Io non credo negli uomini del Destino. Non ho creduto a Berlusconi, non ho sperato in Monti e non gioco le mie carte su Renzi. Credo (e molto) nei dati di fatto. Questi i dati di fatto dell’Italia dal 2007, l’anno della svolta negativa (non quindi l’introduzione dell’euro e nemmeno la crisi, almeno per il mercato del lavoro): la percentuale di Neet è salita del 7%, la disoccupazione totale è salita quasi del 7%, la disoccupazione tra i 15 e i 24 anni è rimbalzata dal 20,3% al 41,5%.

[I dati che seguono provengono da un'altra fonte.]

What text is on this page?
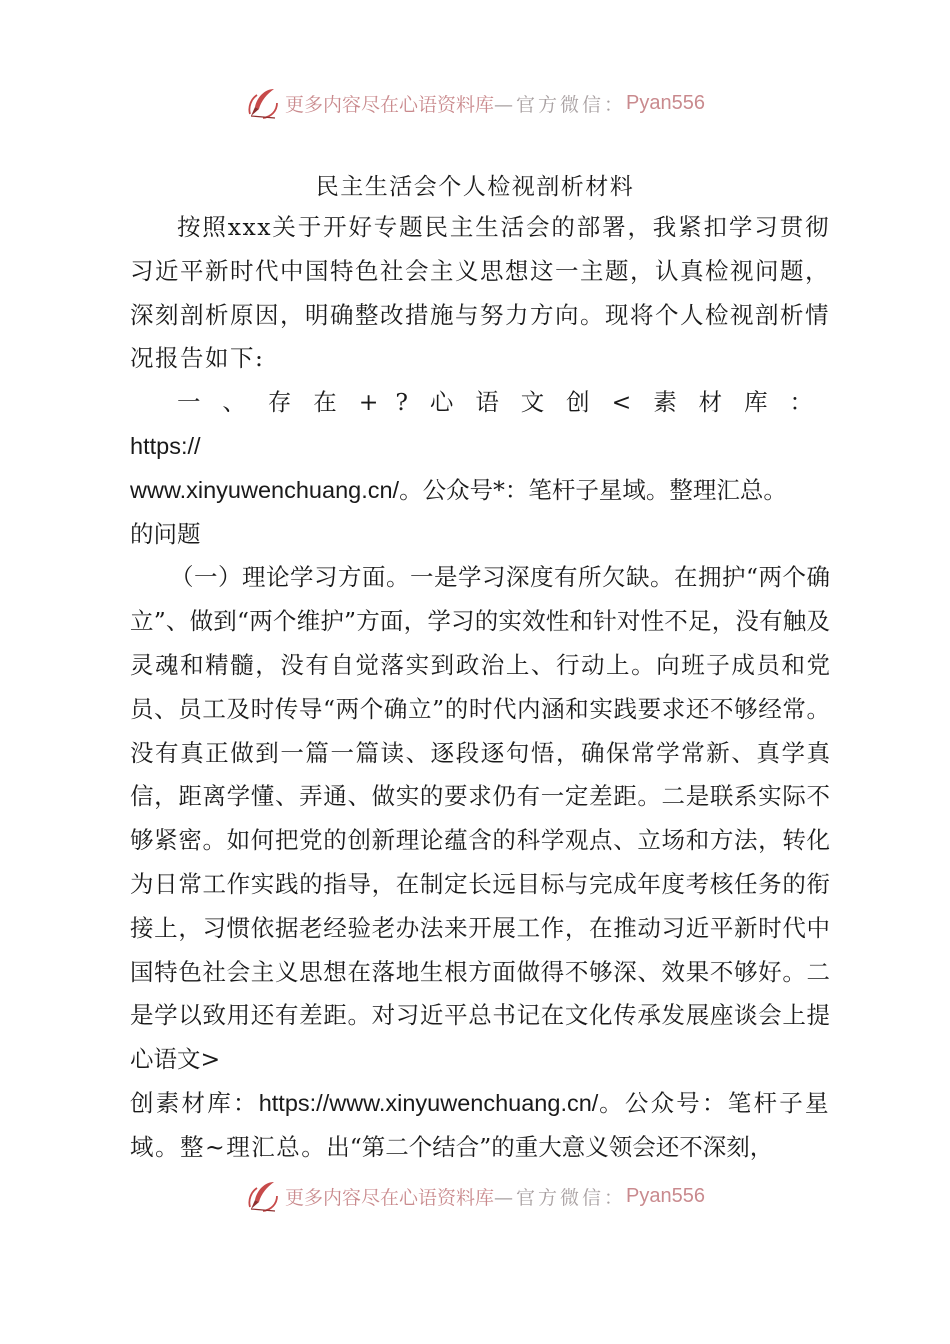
更多内容尽在心语资料库 —官方微信： Pyan556
民主生活会个人检视剖析材料

按照xxx关于开好专题民主生活会的部署，我紧扣学习贯彻习近平新时代中国特色社会主义思想这一主题，认真检视问题，深刻剖析原因，明确整改措施与努力方向。现将个人检视剖析情况报告如下:

一、存在+?心语文创<素材库：https://
www.xinyuwenchuang.cn/。公众号*：笔杆子星域。整理汇总。
的问题

（一）理论学习方面。一是学习深度有所欠缺。在拥护“两个确立”、做到“两个维护”方面，学习的实效性和针对性不足，没有触及灵魂和精髓，没有自觉落实到政治上、行动上。向班子成员和党员、员工及时传导“两个确立”的时代内涵和实践要求还不够经常。没有真正做到一篇一篇读、逐段逐句悟，确保常学常新、真学真信，距离学懂、弄通、做实的要求仍有一定差距。二是联系实际不够紧密。如何把党的创新理论蕴含的科学观点、立场和方法，转化为日常工作实践的指导，在制定长远目标与完成年度考核任务的衔接上，习惯依据老经验老办法来开展工作，在推动习近平新时代中国特色社会主义思想在落地生根方面做得不够深、效果不够好。二是学以致用还有差距。对习近平总书记在文化传承发展座谈会上提心语文>

创素材库：https://www.xinyuwenchuang.cn/。公众号：笔杆子星域。整~理汇总。出“第二个结合”的重大意义领会还不深刻，

更多内容尽在心语资料库 —官方微信： Pyan556
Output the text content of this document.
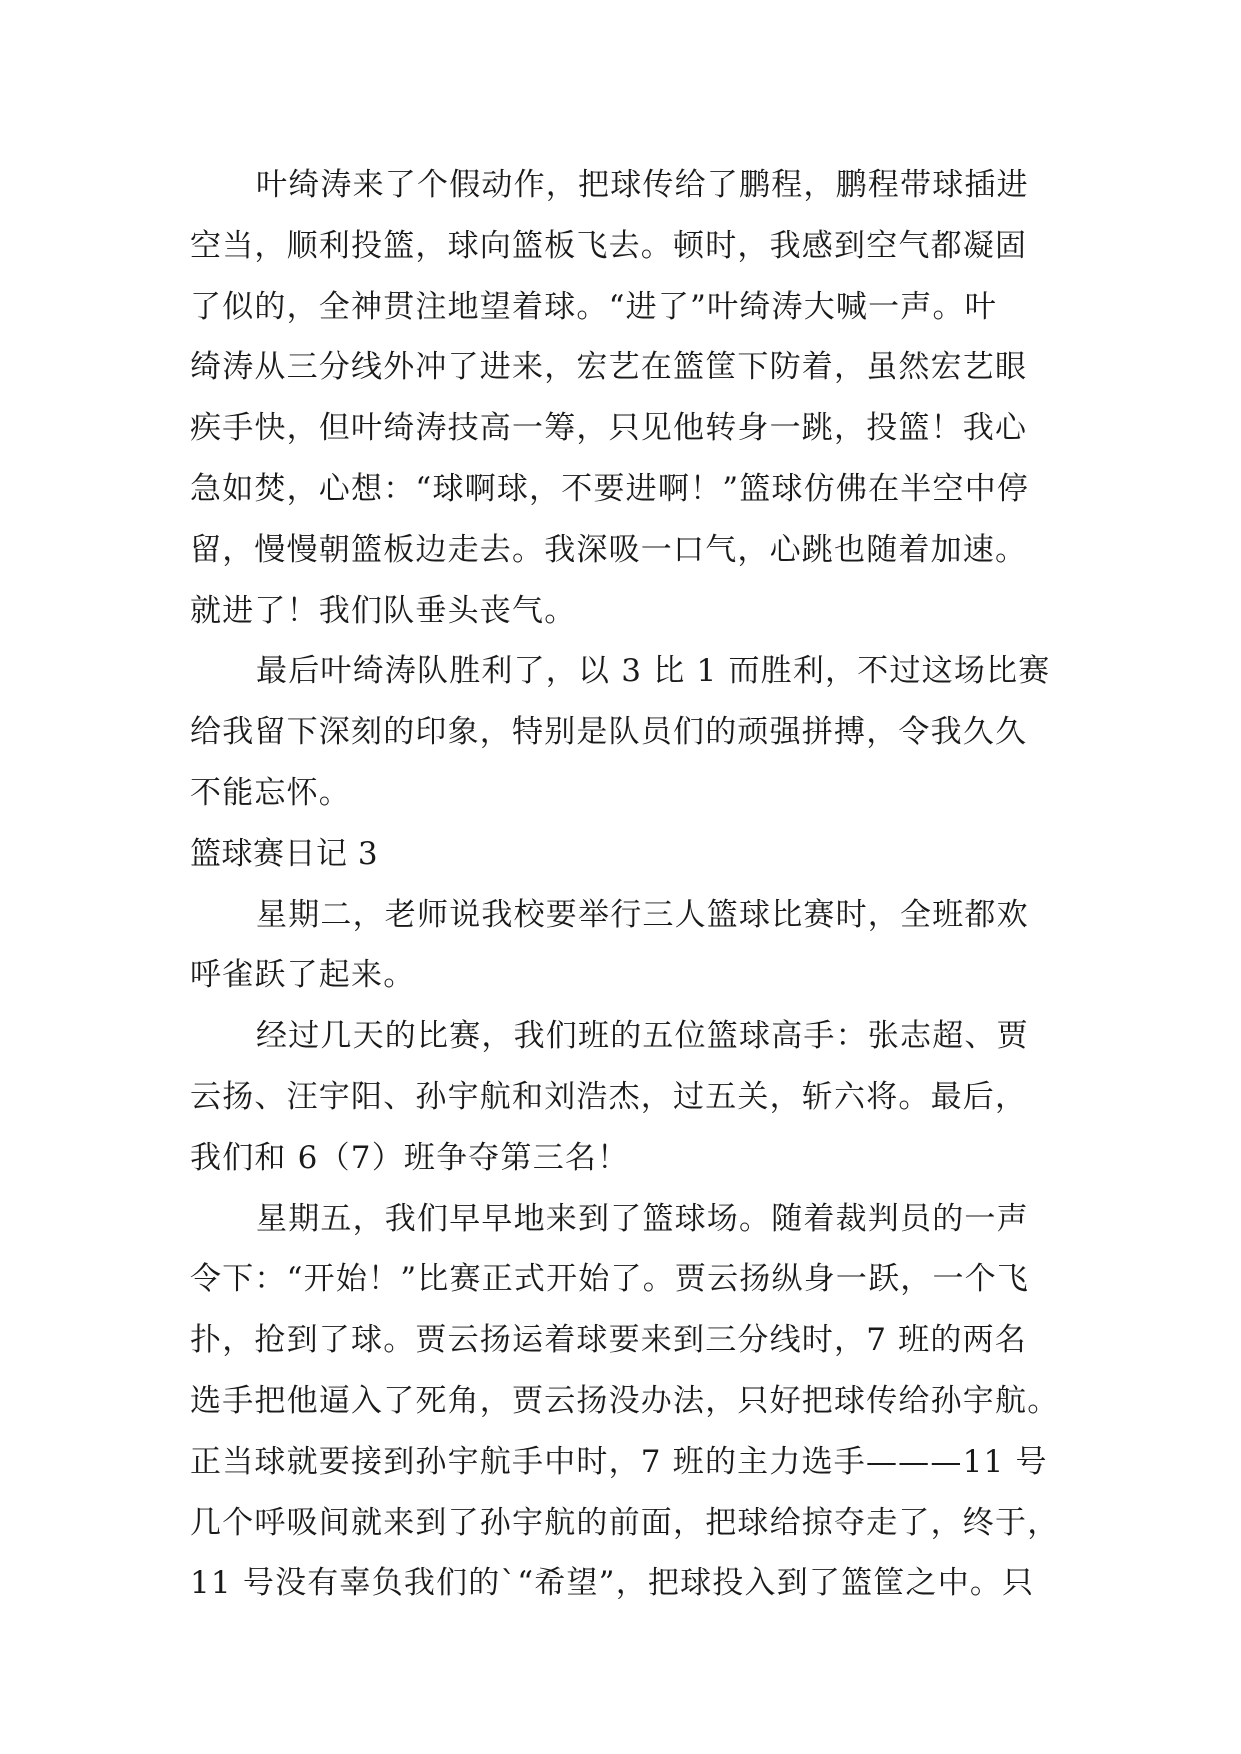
叶绮涛来了个假动作，把球传给了鹏程，鹏程带球插进
空当，顺利投篮，球向篮板飞去。顿时，我感到空气都凝固
了似的，全神贯注地望着球。“进了”叶绮涛大喊一声。叶
绮涛从三分线外冲了进来，宏艺在篮筐下防着，虽然宏艺眼
疾手快，但叶绮涛技高一筹，只见他转身一跳，投篮！我心
急如焚，心想：“球啊球，不要进啊！”篮球仿佛在半空中停
留，慢慢朝篮板边走去。我深吸一口气，心跳也随着加速。
就进了！我们队垂头丧气。
最后叶绮涛队胜利了，以 3 比 1 而胜利，不过这场比赛
给我留下深刻的印象，特别是队员们的顽强拼搏，令我久久
不能忘怀。
篮球赛日记 3
星期二，老师说我校要举行三人篮球比赛时，全班都欢
呼雀跃了起来。
经过几天的比赛，我们班的五位篮球高手：张志超、贾
云扬、汪宇阳、孙宇航和刘浩杰，过五关，斩六将。最后，
我们和 6（7）班争夺第三名！
星期五，我们早早地来到了篮球场。随着裁判员的一声
令下：“开始！”比赛正式开始了。贾云扬纵身一跃，一个飞
扑，抢到了球。贾云扬运着球要来到三分线时，7 班的两名
选手把他逼入了死角，贾云扬没办法，只好把球传给孙宇航。
正当球就要接到孙宇航手中时，7 班的主力选手———11 号
几个呼吸间就来到了孙宇航的前面，把球给掠夺走了，终于，
11 号没有辜负我们的`“希望”，把球投入到了篮筐之中。只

In questo quadro, giova sottolineare due altri aspetti. In primo luogo, la durata media della vacanza contrattuale (quanto tempo prima del rinnovo del contratto) sta crescendo in modo esponenziale da 4,4 mesi del 2010 a 18,9 dell’agosto 2014. Per me è anche un segno dell’incapacità dell’attuale sistema di relazioni industriali (e del modello di relazioni e regolazioni del mercato del lavoro) di fare fronte alla crisi in modo coordinato. In secondo luogo, la spesa pubblica è costantemente aumentata, segno che non è la contrazione della spesa che ha rallentato il sistema economico e a mio avviso indicazione plausibile del fatto che non sarà un suo rilassamento a stimolarlo.

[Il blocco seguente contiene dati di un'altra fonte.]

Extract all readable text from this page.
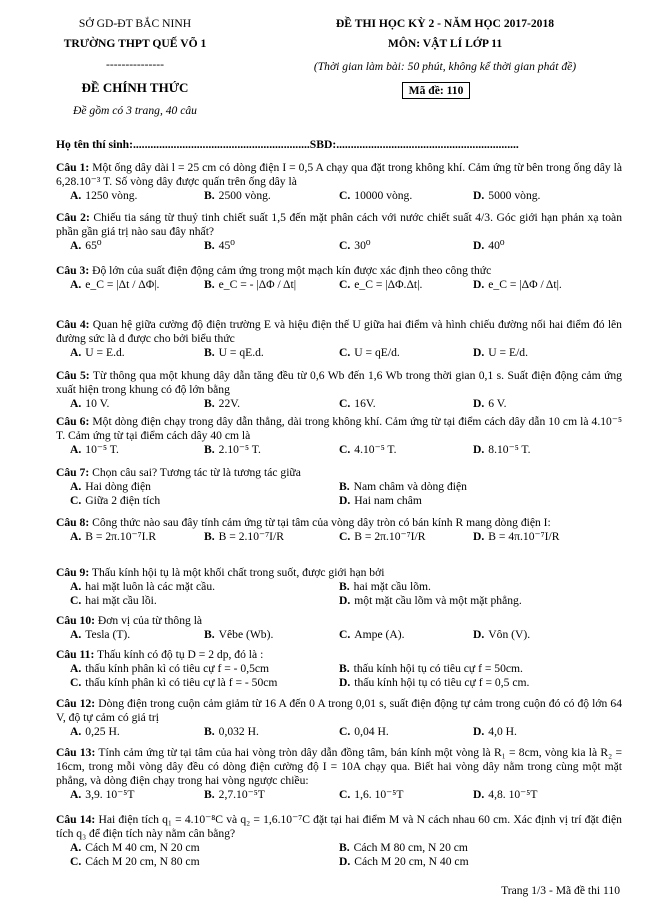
SỞ GD-ĐT BẮC NINH
TRƯỜNG THPT QUẾ VÕ 1
---------------
ĐỀ CHÍNH THỨC
Đề gồm có 3 trang, 40 câu
ĐỀ THI HỌC KỲ 2 - NĂM HỌC 2017-2018
MÔN: VẬT LÍ LỚP 11
(Thời gian làm bài: 50 phút, không kể thời gian phát đề)
Mã đề: 110
Họ tên thí sinh:.............................................................SBD:...............................................................
Câu 1: Một ống dây dài l = 25 cm có dòng điện I = 0,5 A chạy qua đặt trong không khí. Cảm ứng từ bên trong ống dây là 6,28.10⁻³ T. Số vòng dây được quấn trên ống dây là
A. 1250 vòng.	B. 2500 vòng.	C. 10000 vòng.	D. 5000 vòng.
Câu 2: Chiếu tia sáng từ thuỷ tinh chiết suất 1,5 đến mặt phân cách với nước chiết suất 4/3. Góc giới hạn phản xạ toàn phần gần giá trị nào sau đây nhất?
A. 65⁰	B. 45⁰	C. 30⁰	D. 40⁰
Câu 3: Độ lớn của suất điện động cảm ứng trong một mạch kín được xác định theo công thức
A. e_C = |Δt / ΔΦ|.	B. e_C = - |ΔΦ / Δt|	C. e_C = |ΔΦ.Δt|.	D. e_C = |ΔΦ / Δt|.
Câu 4: Quan hệ giữa cường độ điện trường E và hiệu điện thế U giữa hai điểm và hình chiếu đường nối hai điểm đó lên đường sức là d được cho bởi biểu thức
A. U = E.d.	B. U = qE.d.	C. U = qE/d.	D. U = E/d.
Câu 5: Từ thông qua một khung dây dẫn tăng đều từ 0,6 Wb đến 1,6 Wb trong thời gian 0,1 s. Suất điện động cảm ứng xuất hiện trong khung có độ lớn bằng
A. 10 V.	B. 22V.	C. 16V.	D. 6 V.
Câu 6: Một dòng điện chạy trong dây dẫn thẳng, dài trong không khí. Cảm ứng từ tại điểm cách dây dẫn 10 cm là 4.10⁻⁵ T. Cảm ứng từ tại điểm cách dây 40 cm là
A. 10⁻⁵ T.	B. 2.10⁻⁵ T.	C. 4.10⁻⁵ T.	D. 8.10⁻⁵ T.
Câu 7: Chọn câu sai? Tương tác từ là tương tác giữa
A. Hai dòng điện	B. Nam châm và dòng điện
C. Giữa 2 điện tích	D. Hai nam châm
Câu 8: Công thức nào sau đây tính cảm ứng từ tại tâm của vòng dây tròn có bán kính R mang dòng điện I:
A. B = 2π.10⁻⁷I.R	B. B = 2.10⁻⁷I/R	C. B = 2π.10⁻⁷I/R	D. B = 4π.10⁻⁷I/R
Câu 9: Thấu kính hội tụ là một khối chất trong suốt, được giới hạn bởi
A. hai mặt luôn là các mặt cầu.	B. hai mặt cầu lõm.
C. hai mặt cầu lồi.	D. một mặt cầu lõm và một mặt phẳng.
Câu 10: Đơn vị của từ thông là
A. Tesla (T).	B. Vêbe (Wb).	C. Ampe (A).	D. Vôn (V).
Câu 11: Thấu kính có độ tụ D = 2 dp, đó là :
A. thấu kính phân kì có tiêu cự f = - 0,5cm	B. thấu kính hội tụ có tiêu cự f = 50cm.
C. thấu kính phân kì có tiêu cự là f = - 50cm	D. thấu kính hội tụ có tiêu cự f = 0,5 cm.
Câu 12: Dòng điện trong cuộn cảm giảm từ 16 A đến 0 A trong 0,01 s, suất điện động tự cảm trong cuộn đó có độ lớn 64 V, độ tự cảm có giá trị
A. 0,25 H.	B. 0,032 H.	C. 0,04 H.	D. 4,0 H.
Câu 13: Tính cảm ứng từ tại tâm của hai vòng tròn dây dẫn đồng tâm, bán kính một vòng là R₁ = 8cm, vòng kia là R₂ = 16cm, trong mỗi vòng dây đều có dòng điện cường độ I = 10A chạy qua. Biết hai vòng dây nằm trong cùng một mặt phẳng, và dòng điện chạy trong hai vòng ngược chiều:
A. 3,9. 10⁻⁵T	B. 2,7.10⁻⁵T	C. 1,6. 10⁻⁵T	D. 4,8. 10⁻⁵T
Câu 14: Hai điện tích q₁ = 4.10⁻⁸C và q₂ = 1,6.10⁻⁷C đặt tại hai điểm M và N cách nhau 60 cm. Xác định vị trí đặt điện tích q₃ để điện tích này nằm cân bằng?
A. Cách M 40 cm, N 20 cm	B. Cách M 80 cm, N 20 cm
C. Cách M 20 cm, N 80 cm	D. Cách M 20 cm, N 40 cm
Trang 1/3 - Mã đề thi 110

Sebbene intramezzati da un paio di opinioni (su euro e spesa pubblica), questi sono dati incontrovertibili che ci dicono che il modo con il quale regoliamo il mercato del lavoro non funziona, anche perché da altre parti la crisi che pur c’è (stata), viene riassorbita meglio. Voglio pure sottolineare che a questo si aggiunge la considerazione del prevalere in Italia di modelli di organizzazione del lavoro obsoleti se confrontati con altri paesi. Infatti, nelle poche ricerche comparative, l’Italia è sempre collocata tra i paesi dove prevalgono modelli tradizionali e tayloristi di organizzazione del lavoro e domina la centralizzazione decisionale.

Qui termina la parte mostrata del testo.